The border between the Republic of Macedonia and Kosovo can be subject to closure to traffic at short notice. Kosovo entry/exit stamps in passports can lead to additional scrutiny checks at Macedonian or other local borders.
Border areas should generally be avoided while the migrant crisis is ongoing (spring 2016).
Local laws and customs
Local laws and customs
It is obligatory upon arrival to declare large amounts of foreign currency (in excess of €2,000 equivalent). Failure to do so could result in detention and/or forfeiture of funds.
While Irish citizens do not require visas to enter the Republic of Macedonia, un-accompanied minors not in possession of letters of consent from parents or guardians risk refusal of entry.
Driving and transport
Public transport in Skopje and throughout the Republic of Macedonia is not as well as developed as elsewhere and motorways are few and far between. Rail, bus and taxis are, however, relatively inexpensive.
Some Macedonians drive erratically and at excessive speeds and vehicles are not always fully roadworthy. Serious road traffic accidents regularly occur. Visitors entering the Republic of Macedonia by road should ensure that they have adequate insurance cover. Insurance companies or brokers should be consulted in advance about this, if necessary.
Key points for driving in the Republic of Macedonia:
- Irish and international driving licences are valid.
- The quality of road surfaces in the Republic of Macedonia can be uneven. Travel by road in remoter areas should be restricted to primary routes, and daylight hours.
- In the event of an accident involving another vehicle, await police permission before moving your own vehicle.
- It is obligatory when driving to use side lights/dipped headlights.
- In winter, drivers should ensure that vehicles are prepared for extreme weather conditions, including fitting mandatory winter tyres.
While the water supply in the Republic of Macedonia is not known to be contaminated, use of bottled or filtered water is recommended as a safer option.
Inoculations are generally not needed but visitors with existing medical conditions or illnesses should seek specific advice in advance from their GPs.
We can’t pay for emergency medical repatriation, repatriation of remains, or for expenses as a result of a personal emergency while you are abroad. If you buy an appropriate travel insurance policy, these costs will be covered, provided you haven’t broken the terms and conditions.
Buying comprehensive travel insurance can save you and your family a lot of money if something goes wrong. It will also ensure that you get the medical attention you need, when you need it. Hospital bills can quickly run into thousands of euro, and a medical evacuation back to Ireland can cost thousands more.
Not all policies are the same, and the cheapest one might be cheap for a reason. Make sure your policy covers all the activities you plan to do on your trip.

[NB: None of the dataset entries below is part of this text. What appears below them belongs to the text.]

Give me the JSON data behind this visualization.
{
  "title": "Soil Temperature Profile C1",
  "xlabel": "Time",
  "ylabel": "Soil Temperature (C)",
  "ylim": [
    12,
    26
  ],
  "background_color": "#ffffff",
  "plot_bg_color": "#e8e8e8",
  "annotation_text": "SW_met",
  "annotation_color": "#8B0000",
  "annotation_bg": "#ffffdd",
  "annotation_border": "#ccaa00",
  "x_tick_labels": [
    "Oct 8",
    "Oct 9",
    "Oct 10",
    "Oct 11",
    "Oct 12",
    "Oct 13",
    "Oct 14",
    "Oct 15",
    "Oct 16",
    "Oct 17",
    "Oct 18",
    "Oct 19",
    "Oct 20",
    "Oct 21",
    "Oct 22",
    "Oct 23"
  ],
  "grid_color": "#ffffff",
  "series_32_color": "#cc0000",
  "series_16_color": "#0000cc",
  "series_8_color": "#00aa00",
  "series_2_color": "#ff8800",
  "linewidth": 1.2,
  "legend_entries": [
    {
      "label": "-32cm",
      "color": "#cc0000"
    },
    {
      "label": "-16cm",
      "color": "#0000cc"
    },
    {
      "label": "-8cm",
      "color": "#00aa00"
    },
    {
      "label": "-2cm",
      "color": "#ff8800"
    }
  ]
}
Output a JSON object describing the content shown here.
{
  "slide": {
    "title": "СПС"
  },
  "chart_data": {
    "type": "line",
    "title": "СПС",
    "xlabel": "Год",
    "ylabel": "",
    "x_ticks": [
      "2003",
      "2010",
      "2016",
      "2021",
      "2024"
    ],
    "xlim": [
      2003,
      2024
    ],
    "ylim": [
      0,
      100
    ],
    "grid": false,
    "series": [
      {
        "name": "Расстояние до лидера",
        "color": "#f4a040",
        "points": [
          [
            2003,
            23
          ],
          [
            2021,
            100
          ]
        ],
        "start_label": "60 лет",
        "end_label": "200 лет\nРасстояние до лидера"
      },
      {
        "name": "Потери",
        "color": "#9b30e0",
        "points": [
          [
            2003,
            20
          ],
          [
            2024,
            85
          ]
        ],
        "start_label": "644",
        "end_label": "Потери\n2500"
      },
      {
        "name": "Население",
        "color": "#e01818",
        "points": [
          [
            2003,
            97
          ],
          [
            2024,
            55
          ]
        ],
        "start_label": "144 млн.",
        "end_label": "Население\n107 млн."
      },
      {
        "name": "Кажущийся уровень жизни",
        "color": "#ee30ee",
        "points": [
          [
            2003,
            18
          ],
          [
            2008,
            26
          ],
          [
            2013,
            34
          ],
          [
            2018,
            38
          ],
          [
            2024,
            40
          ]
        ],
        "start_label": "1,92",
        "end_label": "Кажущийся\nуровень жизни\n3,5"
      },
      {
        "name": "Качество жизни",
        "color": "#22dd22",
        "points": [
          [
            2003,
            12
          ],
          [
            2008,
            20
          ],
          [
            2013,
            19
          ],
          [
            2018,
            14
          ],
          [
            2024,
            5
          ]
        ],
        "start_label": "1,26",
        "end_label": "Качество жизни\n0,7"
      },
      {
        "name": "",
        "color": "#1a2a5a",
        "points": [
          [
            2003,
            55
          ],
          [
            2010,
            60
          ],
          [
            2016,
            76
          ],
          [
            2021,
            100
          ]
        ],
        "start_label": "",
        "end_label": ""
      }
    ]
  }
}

Insurance Ireland recommend that you purchase a policy that provides a minimum medical cover of €1 million.
Your policy should cover:
- All medical care abroad, including evacuation by air ambulance, or other emergency procedures, and any other costs associated with an unexpected longer stay.
- Your entire trip, from departure to return. Consider an annual multi-trip policy if you’re making more than one trip in the year.
- 24-hour emergency service and assistance.
- Personal liability cover (in case you’re sued for causing injury or damaging property).
- Lost and stolen possessions.
- Cancellation and curtailment.
- Any extra activities you intend to do that are excluded from standard policies (e.g. water sport activities such as jet skiing or other extreme sports).
Exclusions: You should know most insurance policies will not cover drink or drug-related incidents.